Prescritas ações de correção do PIS/PASEP com base nos planos Verão e Collor

A Advocacia-Geral da União (AGU) no Amapá impediu na 3ª Vara da Justiça Federal do Amapá, o pagamento de expurgos inflacionários relativos à correção do saldo do PIS/Pasep, decorrentes dos planos econômicos de junho de 1987 (Verão) e março de 1991 (Collor I), a milhares de servidores públicos. Os juízes Márcio Barbosa Maia e seu substituto José Alexandre Essado promoveram um julgamento coletivo de 3.796 processos com o mesmo pedido.
Na decisão, os juízes concordaram com os argumentos da AGU de que as ações estão prescritas, porque o prazo para cobrar dívidas da União é de cinco anos, conforme o Decreto 20.910/32. Além disso, existe uma jurisprudência do Superior Tribunal de Justiça (STJ) pacífica no sentido de que contribuições para o PIS/Pasep são tributárias, por isso, o prazo de prescrição é de cinco anos.

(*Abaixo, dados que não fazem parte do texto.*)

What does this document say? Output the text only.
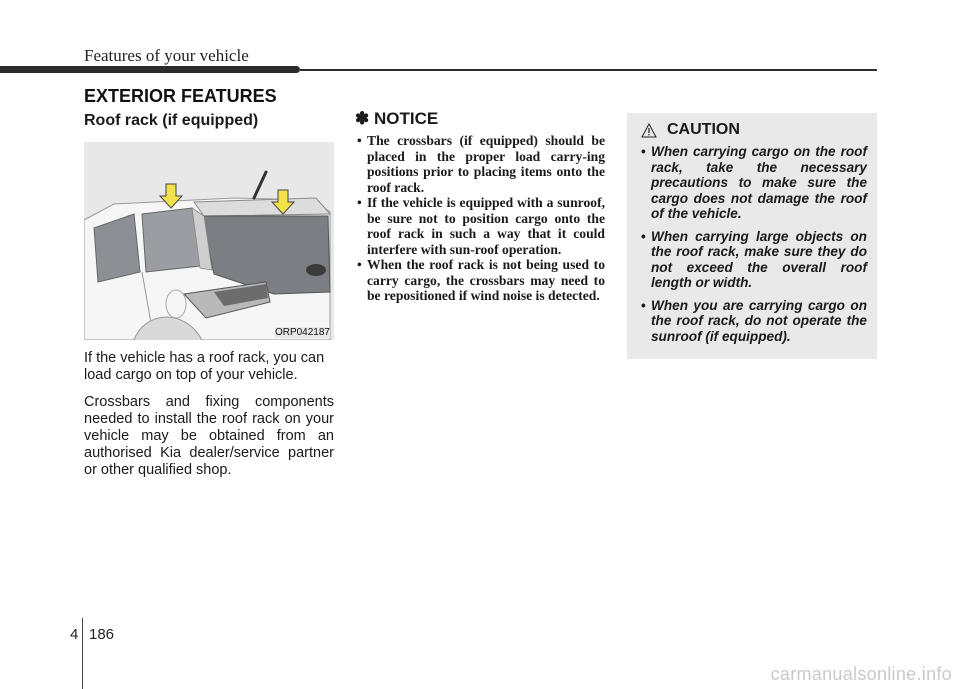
Features of your vehicle
EXTERIOR FEATURES
Roof rack (if equipped)
ORP042187

If the vehicle has a roof rack, you can load cargo on top of your vehicle.

Crossbars and fixing components needed to install the roof rack on your vehicle may be obtained from an authorised Kia dealer/service partner or other qualified shop.

✽ NOTICE
• The crossbars (if equipped) should be placed in the proper load carry-ing positions prior to placing items onto the roof rack.
• If the vehicle is equipped with a sunroof, be sure not to position cargo onto the roof rack in such a way that it could interfere with sun-roof operation.
• When the roof rack is not being used to carry cargo, the crossbars may need to be repositioned if wind noise is detected.
CAUTION
• When carrying cargo on the roof rack, take the necessary precautions to make sure the cargo does not damage the roof of the vehicle.
• When carrying large objects on the roof rack, make sure they do not exceed the overall roof length or width.
• When you are carrying cargo on the roof rack, do not operate the sunroof (if equipped).
4 186
carmanualsonline.info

Portanto, não é o mesmo do FGTS, que é de 30 anos, como alegam os funcionários nas ações.
Os juízes ressaltaram na decisão que o pedido mais recente ocorreu há mais de 10 anos, por isso as ações estão prescritas antes da instalação dos Juizados Especiais Federais. O processo foi julgado extinto com julgamento de mérito.